Scientists in the UK have launched a study examining how immersion in cold, open water could work as an alternative option to medication for people with depression.
If you’ve even a rudimentary understanding of mental health, likelihood is you’re familiar to the concept of going for walks to improve your wellbeing.
Often recommended by medical professionals thanks to a strong body of evidence verifying the health benefits of connecting with nature, this form of therapy has really been taking off lately.
So much so, in fact, that earlier this year doctors in Canada were granted permission to prescribe patients a free year-long pass to the country’s national parks in the hope it would boost international recognition of the mood-lifting power of the great outdoors.
Several months later and this notion appears to have made its way across the Atlantic Ocean.

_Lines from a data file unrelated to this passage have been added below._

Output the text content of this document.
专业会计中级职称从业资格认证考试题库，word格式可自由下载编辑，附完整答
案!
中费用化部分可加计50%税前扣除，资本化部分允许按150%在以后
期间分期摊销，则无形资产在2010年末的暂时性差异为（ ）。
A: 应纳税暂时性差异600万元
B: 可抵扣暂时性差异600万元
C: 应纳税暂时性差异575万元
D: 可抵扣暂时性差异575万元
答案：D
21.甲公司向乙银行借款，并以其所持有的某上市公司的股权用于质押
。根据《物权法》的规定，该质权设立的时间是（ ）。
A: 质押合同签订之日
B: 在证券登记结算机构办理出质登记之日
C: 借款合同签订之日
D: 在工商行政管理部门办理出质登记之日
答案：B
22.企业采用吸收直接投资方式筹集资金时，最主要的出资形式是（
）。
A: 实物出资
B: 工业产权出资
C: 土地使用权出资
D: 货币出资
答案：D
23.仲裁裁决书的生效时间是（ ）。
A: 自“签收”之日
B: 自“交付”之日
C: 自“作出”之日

Scientists in the UK have begun examining how swimming in cold, open water could work as an alternative option to medication for people with depression.
The study, which is being conducted by experts at the university of Portsmouth and the Sussex Partnership NHS Foundation Trust, seeks to identify how ‘ecotherapy’ – therapeutic intervention through nature – could potentially replace antidepressants.
It comes as professionals re-examine their understanding of certain psychological conditions following research to suggest that the mechanics behind how they operate may be incorrect.
‘Funded by the National Institute for Health and Care Research (NIHR), the study will provide preliminary support for using outdoor swimming as an alternative to antidepressants or talking therapies,’ says professor of Sport, Health, and Exercise Science Dr Heather Massey, who is commanding the investigation.
‘In this new study we are looking at outdoor swimming as part of social prescribing, which looks to support members of the community who are self-referred or referred by a number of professional organisations to community activities that will support them. It’s a step up in terms of scientific rigour.’